The grouping of varves in bundles, defining lower order subdecadal to decadal cycles, exhibits two sets of cyclic units:

  1. Short period units: 3-5 yr for the Cariaco Basin, 6 yr for the La Luna-Querecual Formation. They possibly correspond to the sedimentary record of El Niño cycles. The most ancient proper El Niño events registered up to the present, however, are 5.5 m.y. old (Ortlieb and Macharé, 1993).
  2. Solar cycle units, for which some prevailing durations are in evidence: 20-40 yr for the Cariaco succession, 10-12 and 22-24 yr for the La Luna-Querecual Formation.

These lower order cycles are themselves grouped into megacycles well represented in the La Luna-Querecual Formation. The more frequent groupings include five to seven units corresponding to the following brackets: 50-70 to 60-84 yr (for units provided with 10-12 varves each); 110-154 to 120-168 yr (for units gathering 22-24 varves). Two values are in evidence: 84 and 168 yr, close to the longest cycles of solar activity.

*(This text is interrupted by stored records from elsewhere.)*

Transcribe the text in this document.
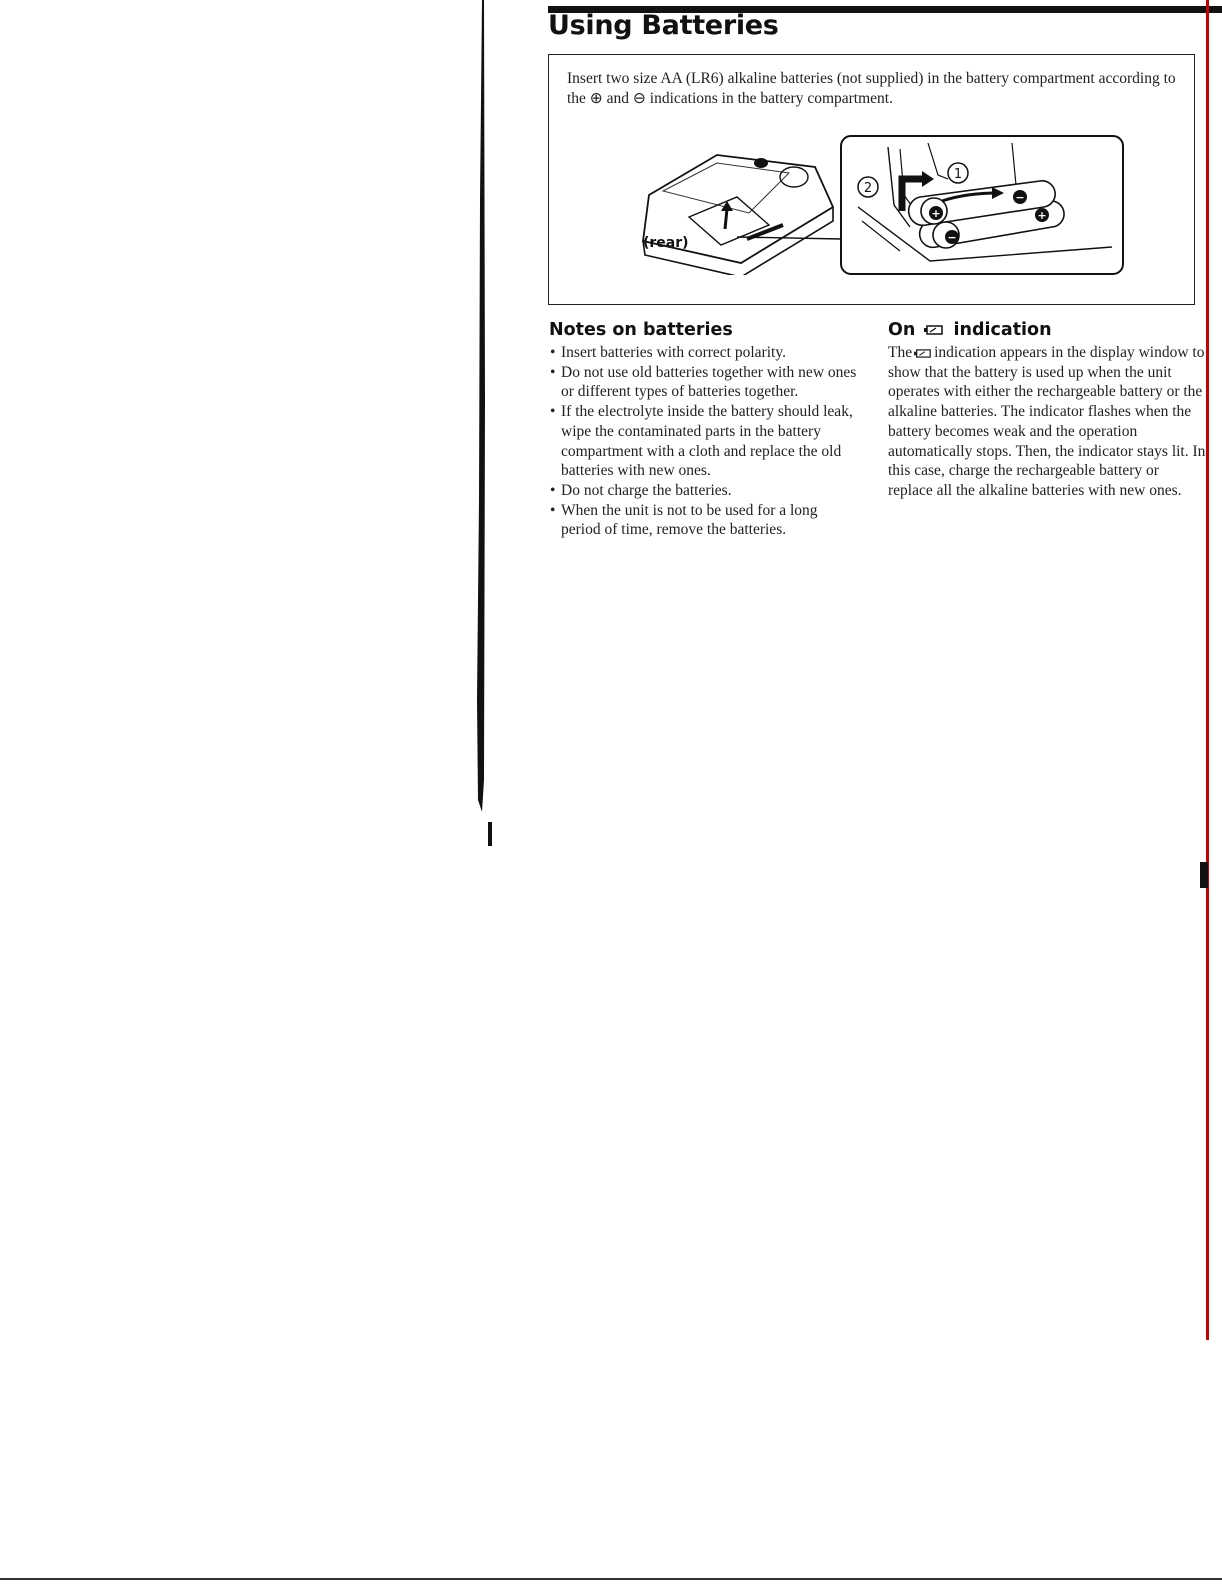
Using Batteries

Insert two size AA (LR6) alkaline batteries (not supplied) in the battery compartment according to the ⊕ and ⊖ indications in the battery compartment.

(rear)
+
−
−
+
1
2
Notes on batteries
• Insert batteries with correct polarity.
• Do not use old batteries together with new ones or different types of batteries together.
• If the electrolyte inside the battery should leak, wipe the contaminated parts in the battery compartment with a cloth and replace the old batteries with new ones.
• Do not charge the batteries.
• When the unit is not to be used for a long period of time, remove the batteries.
On indication

The indication appears in the display window to show that the battery is used up when the unit operates with either the rechargeable battery or the alkaline batteries. The indicator flashes when the battery becomes weak and the operation automatically stops. Then, the indicator stays lit. In this case, charge the rechargeable battery or replace all the alkaline batteries with new ones.
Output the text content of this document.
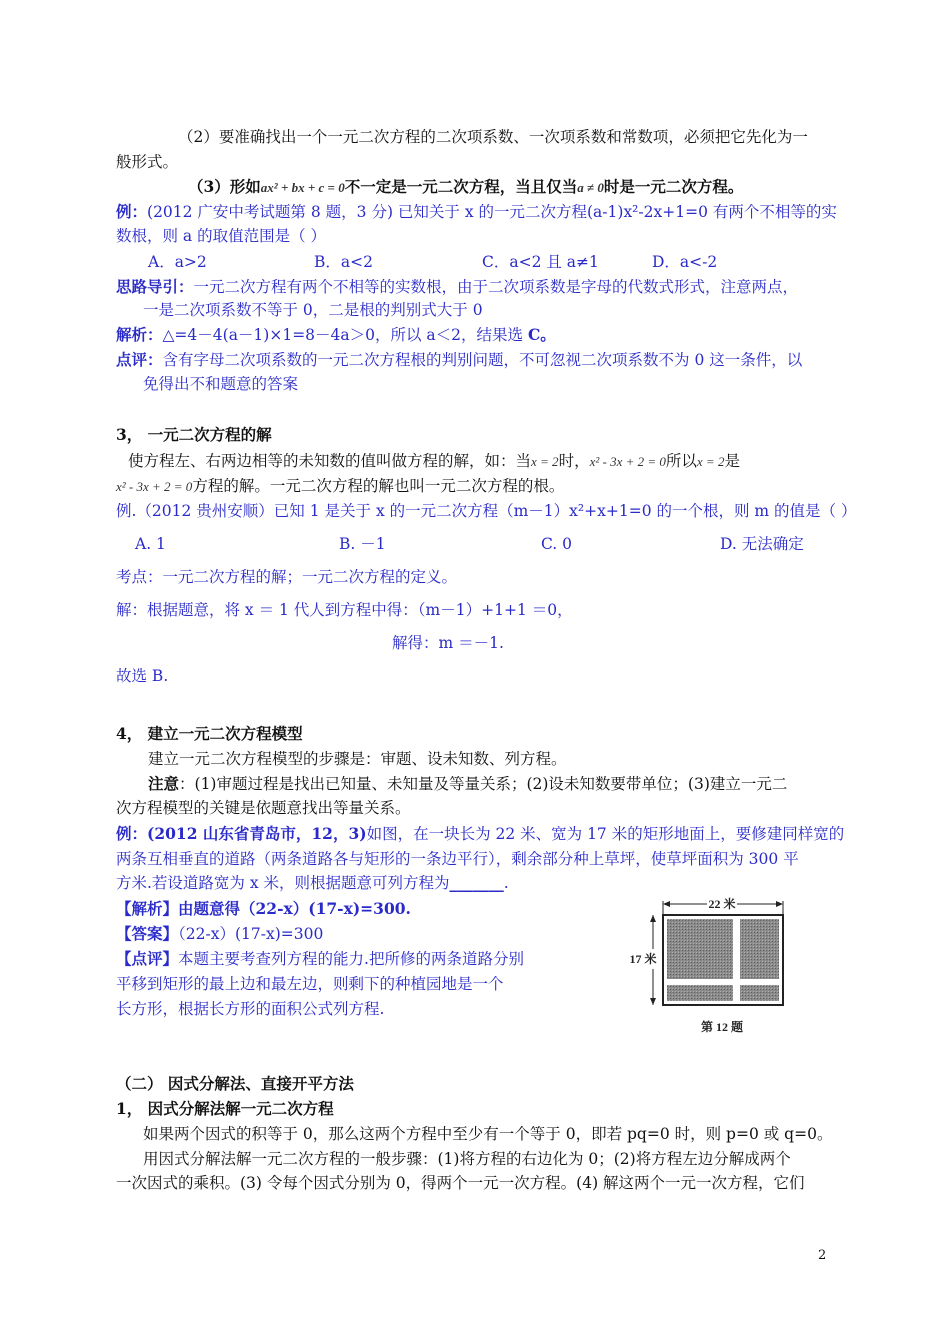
（2）要准确找出一个一元二次方程的二次项系数、一次项系数和常数项，必须把它先化为一
般形式。
（3）形如ax² + bx + c = 0不一定是一元二次方程，当且仅当a ≠ 0时是一元二次方程。
例：(2012 广安中考试题第 8 题，3 分) 已知关于 x 的一元二次方程(a-1)x²-2x+1=0 有两个不相等的实
数根，则 a 的取值范围是（ ）
A．a>2	B．a<2	C．a<2 且 a≠1	D．a<-2
思路导引：一元二次方程有两个不相等的实数根，由于二次项系数是字母的代数式形式，注意两点，
一是二次项系数不等于 0，二是根的判别式大于 0
解析：△=4－4(a－1)×1=8－4a＞0，所以 a＜2，结果选 C。
点评：含有字母二次项系数的一元二次方程根的判别问题，不可忽视二次项系数不为 0 这一条件，以
免得出不和题意的答案
3， 一元二次方程的解
使方程左、右两边相等的未知数的值叫做方程的解，如：当x = 2时，x² - 3x + 2 = 0所以x = 2是
x² - 3x + 2 = 0方程的解。一元二次方程的解也叫一元二次方程的根。
例.（2012 贵州安顺）已知 1 是关于 x 的一元二次方程（m－1）x²+x+1=0 的一个根，则 m 的值是（ ）
A. 1	B. －1	C. 0	D. 无法确定
考点：一元二次方程的解；一元二次方程的定义。
解：根据题意，将 x ＝ 1 代人到方程中得：（m－1）+1+1 ＝0，
解得：m ＝－1.
故选 B.
4， 建立一元二次方程模型
建立一元二次方程模型的步骤是：审题、设未知数、列方程。
注意：(1)审题过程是找出已知量、未知量及等量关系；(2)设未知数要带单位；(3)建立一元二
次方程模型的关键是依题意找出等量关系。
例：(2012 山东省青岛市，12，3)如图，在一块长为 22 米、宽为 17 米的矩形地面上，要修建同样宽的
两条互相垂直的道路（两条道路各与矩形的一条边平行），剩余部分种上草坪，使草坪面积为 300 平
方米.若设道路宽为 x 米，则根据题意可列方程为_______.
【解析】由题意得（22-x）(17-x)=300.
【答案】（22-x）(17-x)=300
【点评】本题主要考查列方程的能力.把所修的两条道路分别
平移到矩形的最上边和最左边，则剩下的种植园地是一个
长方形，根据长方形的面积公式列方程.
22 米
17 米
第 12 题
（二） 因式分解法、直接开平方法
1， 因式分解法解一元二次方程
如果两个因式的积等于 0，那么这两个方程中至少有一个等于 0，即若 pq=0 时，则 p=0 或 q=0。
用因式分解法解一元二次方程的一般步骤：(1)将方程的右边化为 0；(2)将方程左边分解成两个
一次因式的乘积。(3) 令每个因式分别为 0，得两个一元一次方程。(4) 解这两个一元一次方程，它们
2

Finally, obliquity cycles seem have been recorded in the two successions. In the Cariaco series, they correspond to the alternation between predominantly bioturbated and predominantly laminated sections, driven seemingly by the alternation between glacial and nonglacial periods corresponding to periods of higher and lower sea-surface productivity in open basins (e.g., Bowles and Fleischer, 1985; Mortyn and Thunell, 1997; Abrantes et al. 1998). This is not necessarily coincident with the same CaCO3 percentage fluctuation, given the possible dissolution or dilution factors. In the Cariaco Basin, isolated from the open Caribbean Sea during glacial times, a reverse correlation between Quaternary climatic periods and productivity is assumed (Peterson et al., 1991). Therefore, laminated intervals of deposits have recorded the highest productivity. In the La Luna-Querecual Formation, the basic alternation between marls and limestones, or between marls and calcareous marls, seems also to be a result of an orbital control. This pattern has been recognized in all the Mesozoic successions, where it illustrates an alternation of higher (limestones) and lower (marls) sea-surface productivity (Fischer et al., 1985; Herbert and Fischer, 1986; Bottjer et al., 1986; Cotillon, 1991; Huang et al., 1993; Cotillon et al., 1994; Erba and Premoli Silva, 1994; Bellanca et al., 1996; Sageman et al., 1997) if the dilution feature is not considered. Consequently, a first attempt at correlation leads us to draw parallels between the carbonate beds of the La Luna-Querecual Formation and laminated intervals in the Cariaco series.

The striking similarities in the two series—in facies, structures, and depositional environments—despite very different ages (as much as 90 m.y.) can be justified by (1) a permanence of paleogeographic and latitudinal setting lying in a marginal position on the northern edge of the South America Craton, between 2°N and15°N latitude; and (2) common seasonal climatic controls characterized by an alternation of wet and dry conditions leading to seasonal atmospheric and marine currents. Thus, Marcellari and De Vries (1987) have demonstrated the occurrence of upwelling and anoxia in northwestern South America during the Late Cretaceous. Both events characterize a local prolonged occurrence of the Cenomanian-Turonian Oceanic Anoxic Event (Arthur et al., 1987). Beyond these regional factors, a permanence of El Niño events in the Pacific as well as rhythms of solar activity variations must be envisaged.